Defesa de Daniel Vorcaro entrega anexos de delação premiada à PGR e à PF

Cada anexo deve tratar de um episódio diferente de irregularidades do ex-banqueiro, com nomes de envolvidos e provas

A defesa de Daniel Vorcaro, dono do Banco Master, entregou nesta quarta-feira (6) a proposta de delação premiada à Procuradoria-Geral da República (PGR) e à Polícia Federal (PF). A entrega dos anexos, que tramitará sob sigilo, precede a discussão sobre os benefícios da colaboração e a devolução de recursos ao Estado.

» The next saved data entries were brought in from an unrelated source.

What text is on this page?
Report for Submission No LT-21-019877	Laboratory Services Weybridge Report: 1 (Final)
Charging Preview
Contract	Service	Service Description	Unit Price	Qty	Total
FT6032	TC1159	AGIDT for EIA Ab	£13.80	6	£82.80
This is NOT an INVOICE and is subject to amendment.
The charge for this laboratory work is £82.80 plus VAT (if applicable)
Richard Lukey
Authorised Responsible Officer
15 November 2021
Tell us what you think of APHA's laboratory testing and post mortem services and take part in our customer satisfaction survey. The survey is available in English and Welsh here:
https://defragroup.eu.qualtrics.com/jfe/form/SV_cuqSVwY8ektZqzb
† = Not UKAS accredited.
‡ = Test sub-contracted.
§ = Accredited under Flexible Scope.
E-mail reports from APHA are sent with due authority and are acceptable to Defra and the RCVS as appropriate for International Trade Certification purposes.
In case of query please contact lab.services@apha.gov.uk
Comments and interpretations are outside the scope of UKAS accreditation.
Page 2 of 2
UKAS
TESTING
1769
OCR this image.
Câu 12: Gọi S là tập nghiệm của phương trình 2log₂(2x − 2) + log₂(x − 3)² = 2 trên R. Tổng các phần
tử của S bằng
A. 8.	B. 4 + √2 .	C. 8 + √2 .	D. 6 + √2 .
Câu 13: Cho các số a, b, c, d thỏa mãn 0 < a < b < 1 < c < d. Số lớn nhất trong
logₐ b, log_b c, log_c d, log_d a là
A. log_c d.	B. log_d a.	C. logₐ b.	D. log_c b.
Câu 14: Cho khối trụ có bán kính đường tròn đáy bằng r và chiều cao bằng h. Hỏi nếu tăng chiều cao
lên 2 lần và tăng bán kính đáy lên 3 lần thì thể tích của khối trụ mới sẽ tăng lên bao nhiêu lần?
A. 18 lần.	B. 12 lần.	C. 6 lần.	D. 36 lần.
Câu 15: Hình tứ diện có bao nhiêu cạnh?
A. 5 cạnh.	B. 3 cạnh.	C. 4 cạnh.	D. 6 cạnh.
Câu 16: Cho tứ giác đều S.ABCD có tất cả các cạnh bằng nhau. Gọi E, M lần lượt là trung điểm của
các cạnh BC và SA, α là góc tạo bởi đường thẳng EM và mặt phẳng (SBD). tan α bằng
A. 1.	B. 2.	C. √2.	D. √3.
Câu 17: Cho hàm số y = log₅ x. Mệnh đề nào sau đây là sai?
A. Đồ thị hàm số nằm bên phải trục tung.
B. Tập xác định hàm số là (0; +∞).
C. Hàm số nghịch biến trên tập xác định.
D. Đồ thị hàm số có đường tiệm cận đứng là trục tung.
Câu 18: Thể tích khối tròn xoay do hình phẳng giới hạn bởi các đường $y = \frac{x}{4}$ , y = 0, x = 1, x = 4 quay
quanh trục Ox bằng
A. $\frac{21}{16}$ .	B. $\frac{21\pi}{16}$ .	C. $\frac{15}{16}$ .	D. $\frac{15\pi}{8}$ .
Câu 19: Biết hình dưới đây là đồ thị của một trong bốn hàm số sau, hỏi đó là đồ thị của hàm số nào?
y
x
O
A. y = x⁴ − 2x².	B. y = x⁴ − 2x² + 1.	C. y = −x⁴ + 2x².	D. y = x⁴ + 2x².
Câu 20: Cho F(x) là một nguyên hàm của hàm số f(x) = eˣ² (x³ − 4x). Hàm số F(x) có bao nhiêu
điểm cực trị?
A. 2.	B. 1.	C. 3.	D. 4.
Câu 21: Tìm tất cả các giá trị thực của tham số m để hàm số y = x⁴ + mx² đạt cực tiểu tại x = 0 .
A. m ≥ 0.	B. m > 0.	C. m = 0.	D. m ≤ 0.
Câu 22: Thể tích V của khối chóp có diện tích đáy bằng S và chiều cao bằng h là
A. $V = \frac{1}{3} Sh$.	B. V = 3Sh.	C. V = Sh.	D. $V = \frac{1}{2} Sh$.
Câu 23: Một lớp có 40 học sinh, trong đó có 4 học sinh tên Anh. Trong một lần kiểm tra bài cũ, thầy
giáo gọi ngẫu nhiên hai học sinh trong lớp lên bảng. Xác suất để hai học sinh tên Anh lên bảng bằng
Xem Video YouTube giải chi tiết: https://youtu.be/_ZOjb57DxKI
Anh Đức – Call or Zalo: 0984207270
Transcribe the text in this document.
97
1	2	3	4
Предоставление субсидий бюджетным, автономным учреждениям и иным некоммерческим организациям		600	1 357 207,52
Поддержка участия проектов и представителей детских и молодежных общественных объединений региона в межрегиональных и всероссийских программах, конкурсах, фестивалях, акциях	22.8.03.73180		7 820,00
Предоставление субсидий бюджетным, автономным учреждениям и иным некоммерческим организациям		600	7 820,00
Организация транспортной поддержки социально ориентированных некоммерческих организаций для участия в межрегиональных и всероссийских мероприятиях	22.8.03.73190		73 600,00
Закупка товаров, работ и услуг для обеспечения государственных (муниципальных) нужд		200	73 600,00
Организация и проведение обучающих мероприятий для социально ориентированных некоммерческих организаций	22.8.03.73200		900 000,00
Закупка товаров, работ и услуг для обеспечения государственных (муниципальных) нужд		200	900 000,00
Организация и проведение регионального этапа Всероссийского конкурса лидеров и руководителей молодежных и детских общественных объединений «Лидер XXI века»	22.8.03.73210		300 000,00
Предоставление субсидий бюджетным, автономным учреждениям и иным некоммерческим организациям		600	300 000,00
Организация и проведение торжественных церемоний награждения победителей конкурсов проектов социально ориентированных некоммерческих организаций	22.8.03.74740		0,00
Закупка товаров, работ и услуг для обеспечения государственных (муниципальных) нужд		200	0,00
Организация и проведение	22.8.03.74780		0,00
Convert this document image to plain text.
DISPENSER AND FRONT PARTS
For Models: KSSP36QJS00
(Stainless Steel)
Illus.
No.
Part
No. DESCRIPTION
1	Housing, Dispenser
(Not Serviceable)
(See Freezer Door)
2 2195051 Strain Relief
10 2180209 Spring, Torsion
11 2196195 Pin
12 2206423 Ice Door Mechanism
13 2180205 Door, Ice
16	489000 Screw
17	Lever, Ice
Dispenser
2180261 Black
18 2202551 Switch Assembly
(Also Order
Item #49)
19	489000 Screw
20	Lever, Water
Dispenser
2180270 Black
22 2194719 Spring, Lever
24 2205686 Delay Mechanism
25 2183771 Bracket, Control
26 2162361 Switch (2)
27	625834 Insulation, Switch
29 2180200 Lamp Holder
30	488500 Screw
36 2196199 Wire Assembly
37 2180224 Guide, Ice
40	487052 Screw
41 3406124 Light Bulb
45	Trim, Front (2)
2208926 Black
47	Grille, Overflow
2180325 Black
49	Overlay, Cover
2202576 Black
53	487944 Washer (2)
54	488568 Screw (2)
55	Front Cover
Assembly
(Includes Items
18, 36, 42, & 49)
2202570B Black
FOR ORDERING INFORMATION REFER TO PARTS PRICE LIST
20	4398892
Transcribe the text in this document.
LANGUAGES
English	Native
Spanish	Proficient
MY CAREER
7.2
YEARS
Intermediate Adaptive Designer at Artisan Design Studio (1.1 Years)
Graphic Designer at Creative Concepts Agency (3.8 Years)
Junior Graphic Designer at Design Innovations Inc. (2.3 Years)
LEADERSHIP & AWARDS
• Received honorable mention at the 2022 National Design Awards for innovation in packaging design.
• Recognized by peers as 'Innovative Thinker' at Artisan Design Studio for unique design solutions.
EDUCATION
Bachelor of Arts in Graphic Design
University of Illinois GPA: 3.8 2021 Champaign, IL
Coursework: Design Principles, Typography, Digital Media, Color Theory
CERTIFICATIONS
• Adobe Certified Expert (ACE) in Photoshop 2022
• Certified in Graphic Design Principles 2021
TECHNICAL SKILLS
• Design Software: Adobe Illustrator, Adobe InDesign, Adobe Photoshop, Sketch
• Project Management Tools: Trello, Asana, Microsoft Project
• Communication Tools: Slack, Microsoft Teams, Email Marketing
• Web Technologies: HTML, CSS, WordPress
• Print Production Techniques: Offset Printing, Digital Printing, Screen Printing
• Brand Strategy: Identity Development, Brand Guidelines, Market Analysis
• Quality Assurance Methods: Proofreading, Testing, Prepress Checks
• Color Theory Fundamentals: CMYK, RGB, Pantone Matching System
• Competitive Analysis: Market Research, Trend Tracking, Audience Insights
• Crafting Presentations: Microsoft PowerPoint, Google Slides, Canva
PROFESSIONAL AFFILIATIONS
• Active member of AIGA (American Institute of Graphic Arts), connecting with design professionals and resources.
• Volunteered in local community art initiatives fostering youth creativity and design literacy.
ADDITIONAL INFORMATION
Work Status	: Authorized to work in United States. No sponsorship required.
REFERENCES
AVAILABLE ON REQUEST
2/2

Cada anexo deve tratar de um episódio diferente de irregularidades cometidas por Vorcaro e por outras pessoas, com detalhes da situação, nomes dos envolvidos e a apresentação de meios de prova. A partir desses elementos, a defesa e os investigadores passarão a discutir condições como redução e regime de pena. Até o momento, o entendimento de autoridades é de que ele não deve receber perdão judicial. Também se discutirá valores a serem pagos por Vorcaro ao Estado, como multa ou ressarcimento.

Histórico da prisão e investigação

Vorcaro foi preso pela primeira vez em 17 de novembro de 2025, quando tentava embarcar para o exterior no aeroporto de Guarulhos. A PF aponta que ele tentava fugir do país, mas ele argumenta que viajaria para encontrar investidores interessados em comprar o Banco Master. Foi solto dez dias depois e voltou a ser preso em 4 de março de 2026, em fase da operação Compliance Zero que também atingiu servidores do Banco Central.

Em 19 de março, ele foi transferido para a Superintendência da PF no Distrito Federal para discutir os termos da delação. A decisão foi tomada pelo ministro André Mendonça, do STF, relator do inquérito sobre irregularidades do Master. A defesa de Vorcaro tem ido diariamente à sede da PF em Brasília, onde os relatos do ex-banqueiro são colhidos.

Cunhado também busca delação

Fabiano Zettel, cunhado de Vorcaro e também preso durante as investigações contra as fraudes do Banco Master, trocou sua equipe de defesa e mira conseguir fechar um acordo de delação premiada. O caso Master apura fraudes financeiras, lavagem de dinheiro e tentativa de compra do Banco de Brasília (BRB). Nomes de ministros do STF e políticos aparecem nas conversas do banqueiro.